A recent TechCrunch article devolved into histrionic whining, straying much closer to a drunken Mel Gibson rant, than actual journalism.
Please read the article for yourself. The author is Haje Jan Kamps (@Haje on 𝕩) and it is linked above.
UPDATE: the article has recently been redacted by the editor-in-chief, who released a statement on 𝕩.
But the original text of the article can be read below:
I don’t know how to have a conversation with a person who, when confronted with a thesis supported by data, chooses to throw a tantrum and pretends its an editorial.
The last time I ran up to my room and slammed the door, I think I was in 7th grade. And my mom was probably right about whatever it was we were arguing about.
Your opinions are not above reproach, nor does telling people to ‘fuck off’ matter in the game of business, where the winners and losers are directly measurable by market cap and shareholder value.
And indirectly, the winners and losers are the employees who are privileged enough to work at places like Netflix and Scale, where they can ply their craft with rock stars in their field to create something that is greater than the sum of its parts.
There is beauty and dignity in working alongside a team of highly competent people, and there is something profoundly dirty about demanding someone be compensated for being less than qualified for the job at hand.
All people are created equal, says the Declaration of Independence.
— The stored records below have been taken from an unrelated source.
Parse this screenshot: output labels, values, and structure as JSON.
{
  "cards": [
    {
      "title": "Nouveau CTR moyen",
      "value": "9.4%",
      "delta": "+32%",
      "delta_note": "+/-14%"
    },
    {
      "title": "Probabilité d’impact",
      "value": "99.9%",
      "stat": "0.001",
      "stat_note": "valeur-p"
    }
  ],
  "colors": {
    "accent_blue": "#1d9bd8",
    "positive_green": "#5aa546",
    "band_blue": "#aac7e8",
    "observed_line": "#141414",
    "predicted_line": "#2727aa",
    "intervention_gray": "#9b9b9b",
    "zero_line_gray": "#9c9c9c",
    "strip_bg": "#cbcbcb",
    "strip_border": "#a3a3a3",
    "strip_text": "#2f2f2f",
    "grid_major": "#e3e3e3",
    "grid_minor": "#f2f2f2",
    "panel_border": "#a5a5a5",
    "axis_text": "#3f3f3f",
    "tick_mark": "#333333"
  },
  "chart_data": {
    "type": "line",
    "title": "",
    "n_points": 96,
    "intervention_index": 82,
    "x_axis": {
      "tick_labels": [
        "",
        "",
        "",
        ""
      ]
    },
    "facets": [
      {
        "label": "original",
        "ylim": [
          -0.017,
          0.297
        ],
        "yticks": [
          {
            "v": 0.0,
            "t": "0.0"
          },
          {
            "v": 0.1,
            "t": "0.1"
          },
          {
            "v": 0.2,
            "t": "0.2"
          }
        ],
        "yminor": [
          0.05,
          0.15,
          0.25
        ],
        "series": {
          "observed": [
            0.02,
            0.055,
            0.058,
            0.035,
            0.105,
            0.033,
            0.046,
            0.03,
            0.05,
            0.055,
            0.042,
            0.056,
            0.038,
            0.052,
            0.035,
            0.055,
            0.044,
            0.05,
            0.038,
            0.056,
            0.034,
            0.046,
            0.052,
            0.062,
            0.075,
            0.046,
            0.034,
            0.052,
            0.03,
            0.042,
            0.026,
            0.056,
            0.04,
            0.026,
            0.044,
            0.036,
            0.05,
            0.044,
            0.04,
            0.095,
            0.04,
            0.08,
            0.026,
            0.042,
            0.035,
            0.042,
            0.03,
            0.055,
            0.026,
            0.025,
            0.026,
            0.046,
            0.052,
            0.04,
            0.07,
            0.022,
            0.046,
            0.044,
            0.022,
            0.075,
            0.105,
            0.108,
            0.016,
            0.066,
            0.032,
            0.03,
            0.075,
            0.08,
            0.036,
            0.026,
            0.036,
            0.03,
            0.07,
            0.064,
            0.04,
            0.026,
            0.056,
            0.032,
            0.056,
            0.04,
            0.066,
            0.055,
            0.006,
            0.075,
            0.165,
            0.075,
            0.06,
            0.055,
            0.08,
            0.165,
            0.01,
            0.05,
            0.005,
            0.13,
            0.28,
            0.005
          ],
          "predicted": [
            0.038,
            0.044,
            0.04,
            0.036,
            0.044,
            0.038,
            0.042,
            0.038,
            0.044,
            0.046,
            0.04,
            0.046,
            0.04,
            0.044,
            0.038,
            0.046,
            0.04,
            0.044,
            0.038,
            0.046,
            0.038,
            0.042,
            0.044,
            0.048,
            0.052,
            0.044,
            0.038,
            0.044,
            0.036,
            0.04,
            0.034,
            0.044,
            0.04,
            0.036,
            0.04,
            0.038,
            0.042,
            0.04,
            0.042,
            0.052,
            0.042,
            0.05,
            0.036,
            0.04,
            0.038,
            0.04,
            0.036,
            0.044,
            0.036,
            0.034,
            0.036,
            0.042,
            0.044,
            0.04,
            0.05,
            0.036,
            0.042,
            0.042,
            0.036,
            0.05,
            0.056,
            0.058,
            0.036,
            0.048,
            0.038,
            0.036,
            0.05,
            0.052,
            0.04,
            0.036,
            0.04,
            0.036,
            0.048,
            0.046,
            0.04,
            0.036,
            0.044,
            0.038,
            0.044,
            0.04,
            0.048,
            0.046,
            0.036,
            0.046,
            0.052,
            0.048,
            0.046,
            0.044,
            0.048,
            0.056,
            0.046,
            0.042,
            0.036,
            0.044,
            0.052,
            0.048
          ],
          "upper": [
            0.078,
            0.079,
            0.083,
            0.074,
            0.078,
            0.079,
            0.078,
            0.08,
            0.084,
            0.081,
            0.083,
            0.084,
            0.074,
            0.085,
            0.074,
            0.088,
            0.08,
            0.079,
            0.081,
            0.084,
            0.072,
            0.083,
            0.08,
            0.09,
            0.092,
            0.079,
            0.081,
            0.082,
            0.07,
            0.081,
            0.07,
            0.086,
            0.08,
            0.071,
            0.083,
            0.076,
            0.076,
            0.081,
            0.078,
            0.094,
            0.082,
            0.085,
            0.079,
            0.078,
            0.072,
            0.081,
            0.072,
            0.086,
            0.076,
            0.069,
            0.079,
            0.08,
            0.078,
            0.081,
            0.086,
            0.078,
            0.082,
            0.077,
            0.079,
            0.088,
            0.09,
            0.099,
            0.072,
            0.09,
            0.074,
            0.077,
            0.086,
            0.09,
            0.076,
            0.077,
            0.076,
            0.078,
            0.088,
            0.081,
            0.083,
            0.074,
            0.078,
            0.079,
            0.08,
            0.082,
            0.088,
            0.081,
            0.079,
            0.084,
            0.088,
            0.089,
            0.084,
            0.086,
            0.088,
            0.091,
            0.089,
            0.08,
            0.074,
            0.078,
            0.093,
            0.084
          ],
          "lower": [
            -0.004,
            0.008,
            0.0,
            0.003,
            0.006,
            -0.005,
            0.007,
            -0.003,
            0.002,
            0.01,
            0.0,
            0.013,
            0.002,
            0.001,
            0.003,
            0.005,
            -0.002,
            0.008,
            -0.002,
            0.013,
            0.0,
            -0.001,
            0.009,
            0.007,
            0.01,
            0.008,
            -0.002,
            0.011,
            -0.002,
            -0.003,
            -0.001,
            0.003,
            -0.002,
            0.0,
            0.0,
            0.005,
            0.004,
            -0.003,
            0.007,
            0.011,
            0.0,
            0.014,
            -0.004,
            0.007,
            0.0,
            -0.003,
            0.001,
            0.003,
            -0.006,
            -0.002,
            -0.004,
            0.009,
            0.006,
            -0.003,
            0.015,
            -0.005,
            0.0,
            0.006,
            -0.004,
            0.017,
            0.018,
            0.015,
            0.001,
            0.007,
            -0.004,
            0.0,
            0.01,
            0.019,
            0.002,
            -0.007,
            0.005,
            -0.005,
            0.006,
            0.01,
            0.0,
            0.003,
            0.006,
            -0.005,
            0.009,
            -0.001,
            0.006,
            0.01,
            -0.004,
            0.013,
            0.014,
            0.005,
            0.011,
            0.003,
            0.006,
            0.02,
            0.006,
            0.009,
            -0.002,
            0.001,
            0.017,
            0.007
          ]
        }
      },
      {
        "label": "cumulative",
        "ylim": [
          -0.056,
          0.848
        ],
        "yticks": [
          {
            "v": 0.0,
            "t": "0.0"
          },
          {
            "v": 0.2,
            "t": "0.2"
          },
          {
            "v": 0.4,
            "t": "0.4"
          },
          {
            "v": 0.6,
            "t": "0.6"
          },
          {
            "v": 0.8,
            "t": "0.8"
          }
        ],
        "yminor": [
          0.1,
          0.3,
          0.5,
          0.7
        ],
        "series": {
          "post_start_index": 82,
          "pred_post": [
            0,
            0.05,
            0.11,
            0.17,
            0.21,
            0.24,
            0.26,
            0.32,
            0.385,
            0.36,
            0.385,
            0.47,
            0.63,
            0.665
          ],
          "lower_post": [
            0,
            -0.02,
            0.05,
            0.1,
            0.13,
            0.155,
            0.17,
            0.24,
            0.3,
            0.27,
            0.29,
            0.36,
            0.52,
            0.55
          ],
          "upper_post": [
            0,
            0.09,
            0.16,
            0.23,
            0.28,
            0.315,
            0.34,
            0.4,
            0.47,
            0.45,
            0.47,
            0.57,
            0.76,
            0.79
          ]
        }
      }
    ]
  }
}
All people shall be kept equal, says the Communist Manifesto.
Happy Independence Day 🇺🇸
Truly enlightening article Matthew. The role of culture is not only often underestimated in organizations (even small ones, so it can become, in its excellent management, a competitive advantage compared to organizations of similar size), but also in brand initiatives. The valorization of an approach, of a vision, can make consumers inspired, close to the ideas of the brands and capable, if managed in the best possible way, of moving towards absolutely relevant behavioral consequences. Thanks for sharing this.
Great article. The monoculture of NPR comes to mind as well.